Su último libro, ‘Madre de leche y miel’, es un homenaje a las mujeres en Marruecos?
Sí, y está estructurado con dos hilos narrativos. Uno de ellos es la Fátima, que después de muchos años arVa a su casa y le dice a sus hermanas su viaje migratorio. El otro hilo me ayuda a acercarme a la vida de Fátima de 2 años a su juventud. Esta parte se encuentra en una aldea muy pequeña, inventada, pero en el norte de Marruecos, donde las mujeres deben enfrentar una serie de cuestiones relacionadas con su propio ser mujeres. Por ejemplo: presión sobre el cuerpo. Como de muy pequeño nos enseñan que nuestro cuerpo es un problema porque puede causar deseo en los hombres y esto es conflictivo. Nos enseñan a cubrirnos, no a mostrarnos, a no ser seductores y toda una serie de reglas que se articulan en pequeñas cosas en la vida cotidiana y que temen una red que coloca a las mujeres en un segundo lugar. Nos están diciendo que ni siquiera el cuerpo que tenemos nos pertenece, así que ¿cómo se enfrenta al descubrimiento de la sexualidad? ¿Cómo encuentras tu propio deseo cuando nadie ha pensado que puedes desear? Hay mucha sensación de culpa. ¿Si ni siquiera puedes hablar de sexualidad, como los artículos?
Tu madre te dijo que no escribieras ciertas cosas, ¿verdad?
La madre, cuando quito un nuevo libro, me dice: «No tienes que hablar de problemas, ¿verdad? Las madres siempre quieren protegernos y no tocar nadaestion eso puede ser polémico. El último patriarca De muchas maneras era muy controvertido y en este caso incluso las personas que no eran lectores dieron su opinión y su visión sobre una novela que no habían leído, y fue un momento muy importante para mí como escritor pero también muy duro en otro sentido.
¿Cómo ves la situación de la mujer?
La principal diferencia entre Marruecos y aquí están las leyes. Cuando hay leyes que discriminan contra ti, tanto como la sociedad cambia, las leyes continúan discriminando contra ti. Pero creo que es irreversible el cambio que está causando feminismo y que no hay más extremornativo del cambio de discriminación en lo legal pero también en lo social. Lo que sucede es que cuando ocurre un cambio tan importante, al mismo tiempo hay un movimiento reaccionario de aquellos que quieren que las cosas continúen igual y actúen de la manera que las Manadas han hecho, por ejemplo. Tengo la sensación, y es muy preocupante, de que hay un aumento en la violencia de género. En el caso de los países árabes-musulmanes está claro que uno de los movimientos más reaccionarios contra los derechos de la mujer es el fundamentalismo.

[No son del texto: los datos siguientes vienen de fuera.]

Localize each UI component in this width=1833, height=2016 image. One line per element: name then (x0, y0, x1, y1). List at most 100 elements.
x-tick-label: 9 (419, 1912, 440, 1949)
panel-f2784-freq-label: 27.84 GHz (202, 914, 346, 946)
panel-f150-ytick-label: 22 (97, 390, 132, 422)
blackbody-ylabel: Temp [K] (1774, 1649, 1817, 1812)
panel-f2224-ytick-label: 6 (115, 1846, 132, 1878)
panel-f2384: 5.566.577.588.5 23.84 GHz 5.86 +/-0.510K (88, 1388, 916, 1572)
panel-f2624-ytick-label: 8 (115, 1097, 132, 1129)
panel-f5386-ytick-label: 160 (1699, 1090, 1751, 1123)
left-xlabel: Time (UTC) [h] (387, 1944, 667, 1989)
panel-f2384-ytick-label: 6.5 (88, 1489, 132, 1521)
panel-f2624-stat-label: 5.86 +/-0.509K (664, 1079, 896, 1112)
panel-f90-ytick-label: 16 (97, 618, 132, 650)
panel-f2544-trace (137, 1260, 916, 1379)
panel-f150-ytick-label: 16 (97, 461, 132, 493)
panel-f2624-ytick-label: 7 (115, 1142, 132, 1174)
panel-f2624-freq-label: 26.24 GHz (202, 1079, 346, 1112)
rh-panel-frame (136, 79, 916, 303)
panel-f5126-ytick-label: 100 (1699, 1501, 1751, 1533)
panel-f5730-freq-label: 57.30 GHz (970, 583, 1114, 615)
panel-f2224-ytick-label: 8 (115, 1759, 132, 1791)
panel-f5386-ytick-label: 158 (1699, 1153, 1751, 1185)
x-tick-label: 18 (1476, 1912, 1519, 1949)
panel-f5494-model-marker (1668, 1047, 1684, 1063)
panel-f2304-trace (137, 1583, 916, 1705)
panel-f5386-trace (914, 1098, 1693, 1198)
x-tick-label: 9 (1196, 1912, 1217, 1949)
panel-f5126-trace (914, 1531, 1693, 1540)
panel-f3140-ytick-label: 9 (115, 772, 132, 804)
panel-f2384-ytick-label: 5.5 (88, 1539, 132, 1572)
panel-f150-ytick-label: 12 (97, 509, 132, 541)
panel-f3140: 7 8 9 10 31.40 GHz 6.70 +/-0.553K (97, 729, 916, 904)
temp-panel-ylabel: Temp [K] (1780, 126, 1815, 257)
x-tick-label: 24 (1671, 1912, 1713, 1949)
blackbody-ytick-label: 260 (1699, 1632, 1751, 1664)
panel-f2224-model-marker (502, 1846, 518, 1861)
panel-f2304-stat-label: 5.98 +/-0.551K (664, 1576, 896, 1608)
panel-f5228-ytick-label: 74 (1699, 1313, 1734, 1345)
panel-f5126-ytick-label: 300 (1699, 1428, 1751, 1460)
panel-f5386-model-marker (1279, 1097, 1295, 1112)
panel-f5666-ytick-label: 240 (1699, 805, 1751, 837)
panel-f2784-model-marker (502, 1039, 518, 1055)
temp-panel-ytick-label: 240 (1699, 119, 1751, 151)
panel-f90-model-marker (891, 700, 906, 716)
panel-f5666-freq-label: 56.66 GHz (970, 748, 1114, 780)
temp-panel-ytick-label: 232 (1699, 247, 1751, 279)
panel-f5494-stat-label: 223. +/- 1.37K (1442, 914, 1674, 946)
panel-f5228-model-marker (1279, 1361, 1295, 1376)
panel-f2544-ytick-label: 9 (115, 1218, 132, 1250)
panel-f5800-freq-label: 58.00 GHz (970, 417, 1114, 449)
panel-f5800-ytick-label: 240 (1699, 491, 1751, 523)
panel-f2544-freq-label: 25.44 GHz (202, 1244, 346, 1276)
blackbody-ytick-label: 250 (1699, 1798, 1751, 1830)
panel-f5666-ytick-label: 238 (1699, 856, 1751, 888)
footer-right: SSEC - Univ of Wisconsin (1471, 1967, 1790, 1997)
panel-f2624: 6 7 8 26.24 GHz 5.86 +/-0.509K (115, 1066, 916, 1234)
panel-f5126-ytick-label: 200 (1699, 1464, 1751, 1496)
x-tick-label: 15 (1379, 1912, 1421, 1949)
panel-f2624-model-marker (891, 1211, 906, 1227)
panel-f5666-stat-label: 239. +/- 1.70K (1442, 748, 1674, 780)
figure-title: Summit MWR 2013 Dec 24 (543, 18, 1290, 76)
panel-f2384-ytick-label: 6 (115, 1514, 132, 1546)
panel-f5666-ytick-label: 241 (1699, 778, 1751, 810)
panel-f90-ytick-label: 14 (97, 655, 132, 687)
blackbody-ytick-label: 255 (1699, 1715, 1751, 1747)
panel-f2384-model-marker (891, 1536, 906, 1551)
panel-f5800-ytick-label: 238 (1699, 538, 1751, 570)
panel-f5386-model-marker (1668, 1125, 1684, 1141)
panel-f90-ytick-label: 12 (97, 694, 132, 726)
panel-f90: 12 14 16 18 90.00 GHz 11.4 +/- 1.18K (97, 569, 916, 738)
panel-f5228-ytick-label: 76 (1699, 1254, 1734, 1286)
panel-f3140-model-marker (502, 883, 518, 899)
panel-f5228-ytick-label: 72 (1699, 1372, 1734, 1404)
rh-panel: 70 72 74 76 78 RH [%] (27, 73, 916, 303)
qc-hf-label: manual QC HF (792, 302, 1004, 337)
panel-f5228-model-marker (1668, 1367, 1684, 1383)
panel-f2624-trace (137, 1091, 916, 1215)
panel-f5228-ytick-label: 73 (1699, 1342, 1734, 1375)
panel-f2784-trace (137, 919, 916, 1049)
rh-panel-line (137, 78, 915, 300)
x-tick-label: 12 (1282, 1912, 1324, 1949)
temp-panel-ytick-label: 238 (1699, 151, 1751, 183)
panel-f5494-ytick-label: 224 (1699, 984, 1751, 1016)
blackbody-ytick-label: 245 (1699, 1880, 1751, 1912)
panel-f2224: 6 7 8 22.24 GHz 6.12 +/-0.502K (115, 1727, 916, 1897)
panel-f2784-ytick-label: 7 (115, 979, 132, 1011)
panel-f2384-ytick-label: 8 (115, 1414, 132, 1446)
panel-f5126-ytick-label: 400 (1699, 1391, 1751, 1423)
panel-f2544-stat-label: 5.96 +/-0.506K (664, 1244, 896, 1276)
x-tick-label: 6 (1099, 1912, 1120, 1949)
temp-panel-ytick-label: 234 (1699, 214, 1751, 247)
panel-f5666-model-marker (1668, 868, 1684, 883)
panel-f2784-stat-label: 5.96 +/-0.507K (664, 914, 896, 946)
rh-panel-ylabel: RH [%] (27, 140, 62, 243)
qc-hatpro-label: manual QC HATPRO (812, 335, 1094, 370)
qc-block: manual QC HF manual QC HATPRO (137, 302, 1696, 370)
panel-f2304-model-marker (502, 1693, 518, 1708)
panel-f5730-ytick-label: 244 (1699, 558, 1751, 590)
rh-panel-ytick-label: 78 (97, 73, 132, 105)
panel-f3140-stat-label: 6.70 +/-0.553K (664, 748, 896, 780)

¿Cómo vives? ¿Qué piensas?
No tenemos que cerrar los ojos y asegurarnos de que no pase nada. El fundamentalismo es una corriente muy poderosa que tiene muchos recursos que imponer. Para aquellos que son hijos de emigración, que podemos tener una crisis de identidad muy importante y no saber dónde estamos y dónde pertenecemos, es fácil para el fundamentalismo convencernos de que la pertenencia no es a la sociedad en la que vivimos sino a esta otra, islámica, que a veces es más importante que las propias familias. El problema no es sólo que la persona de la sociedad en la que vive es que a menudo la separa de su propia familia. El fundamentalismo no es un fenómeno que traemos de origen, es un problema que tenemos aquí, no fuera. Y no sé si acabas de verlo. El único antídoto posible es la educación.